Deborah shuddered. Aye, the mystery had cleared, but only to enshroud her spirits anew and make her long with all her bursting heart and shuddering soul that death had been her portion before ever she had essayed to lift the veil held down so tightly by these two remorseful men.
But was her fault irremediable? The only unanswerable connection between this old crime and Oliver lay in the evidence she had herself collected. As she had every intention of suppressing this evidence, and as she had small dread of any one else digging out the facts to which she only possessed a clew, might she not hope that any suspicions raised by her inquiries would fall like a house of cards when she withdrew her hand from the toppling structure?

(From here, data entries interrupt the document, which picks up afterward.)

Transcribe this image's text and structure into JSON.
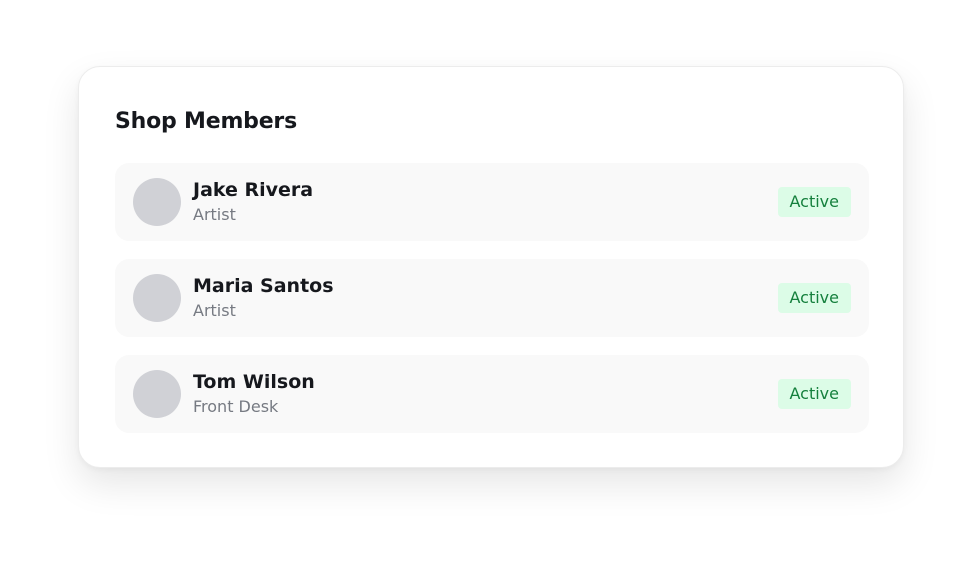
{
  "card": {
    "title": "Shop Members",
    "members": [
      {
        "name": "Jake Rivera",
        "role": "Artist",
        "status": "Active"
      },
      {
        "name": "Maria Santos",
        "role": "Artist",
        "status": "Active"
      },
      {
        "name": "Tom Wilson",
        "role": "Front Desk",
        "status": "Active"
      }
    ]
  },
  "colors": {
    "badge_bg": "#dcfce7",
    "badge_text": "#15803d",
    "avatar_placeholder": "#d0d1d6",
    "row_bg": "#f9f9f9"
  }
}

She would make her first effort and see. Mr. Black had heard her complaint; he should be the first to learn that the encouragement she had received was so small that she had decided to accept her present good luck without further query, and not hark back to a past which most people had buried.
XIX
ALANSON BLACK
“You began it, as women begin most things, without thought and a due weighing of consequences. And now you propose to drop it in the same freakish manner. Isn’t that it?”
Deborah Scoville lifted her eyes in manifest distress and fixed them deprecatingly upon her interrogator. She did not like his tone which was dry and suspiciously sarcastic, and she did not like his attitude which was formal and totally devoid of all sympathy. Instinctively she pushed her veil still further from her features as she deprecatingly replied:
“You are but echoing your sex in criticising mine as impulsive. And you are quite within your rights in doing this. Women are impulsive; they are even freakish. But it is given to one now and then to recognise this fact and acknowledge it. I hope I am of this number; I hope that I have the judgment to see when I have committed a mistake and to stop short before I make myself ridiculous.”

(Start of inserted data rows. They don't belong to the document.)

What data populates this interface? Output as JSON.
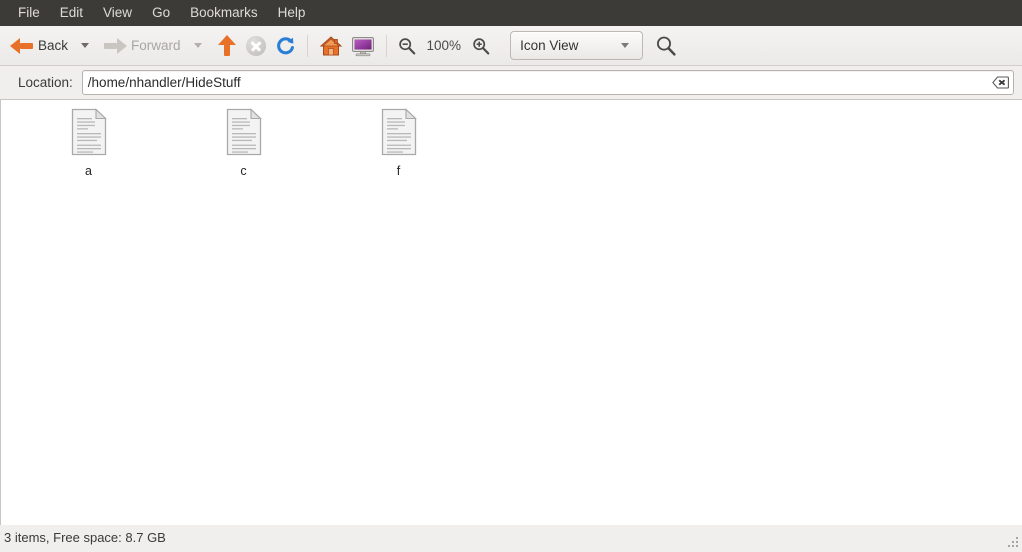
{
  "menubar": {
    "items": [
      {
        "label": "File",
        "name": "menu-file"
      },
      {
        "label": "Edit",
        "name": "menu-edit"
      },
      {
        "label": "View",
        "name": "menu-view"
      },
      {
        "label": "Go",
        "name": "menu-go"
      },
      {
        "label": "Bookmarks",
        "name": "menu-bookmarks"
      },
      {
        "label": "Help",
        "name": "menu-help"
      }
    ]
  },
  "toolbar": {
    "back_label": "Back",
    "back_icon": "arrow-left-icon",
    "back_dropdown_icon": "chevron-down-icon",
    "forward_label": "Forward",
    "forward_icon": "arrow-right-icon",
    "forward_dropdown_icon": "chevron-down-icon",
    "up_icon": "arrow-up-icon",
    "stop_icon": "stop-icon",
    "reload_icon": "reload-icon",
    "home_icon": "home-icon",
    "computer_icon": "computer-icon",
    "zoom_out_icon": "zoom-out-icon",
    "zoom_level": "100%",
    "zoom_in_icon": "zoom-in-icon",
    "view_mode": "Icon View",
    "view_dropdown_icon": "chevron-down-icon",
    "search_icon": "search-icon",
    "colors": {
      "accent_orange": "#e8712a",
      "reload_blue": "#2a7fd4",
      "computer_purple": "#9b3fa0",
      "disabled_grey": "#c9c6c2"
    }
  },
  "location": {
    "label": "Location:",
    "value": "/home/nhandler/HideStuff",
    "placeholder": "Location",
    "clear_icon": "clear-text-icon"
  },
  "files": [
    {
      "name": "a",
      "icon": "text-document-icon"
    },
    {
      "name": "c",
      "icon": "text-document-icon"
    },
    {
      "name": "f",
      "icon": "text-document-icon"
    }
  ],
  "statusbar": {
    "text": "3 items, Free space: 8.7 GB",
    "item_count": 3,
    "free_space": "8.7 GB",
    "resize_grip_icon": "resize-grip-icon"
  }
}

The lawyer smiled,—a tight-lipped, acrid sort of smile which nevertheless expressed as much admiration as he ever allowed himself to show.
“Judgment, eh?” he echoed. “You stop because your judgment tells you that you were on the point of making a fool of yourself? No other reason, eh?”
“Is not that the best which can be given a hard-headed, clear-eyed lawyer like yourself? Would you have me go on, with no real evidence to back my claims; rouse up this town to reconsider his case when I have nothing to talk about but my husband’s oath and a shadow I cannot verify?”
“Then Miss Weeks’ neighbourliness failed in point? She was not as interesting as you had a right to expect from my recommendation?”
“Miss Weeks is a very chatty and agreeable woman, but she cannot tell what she does not know.”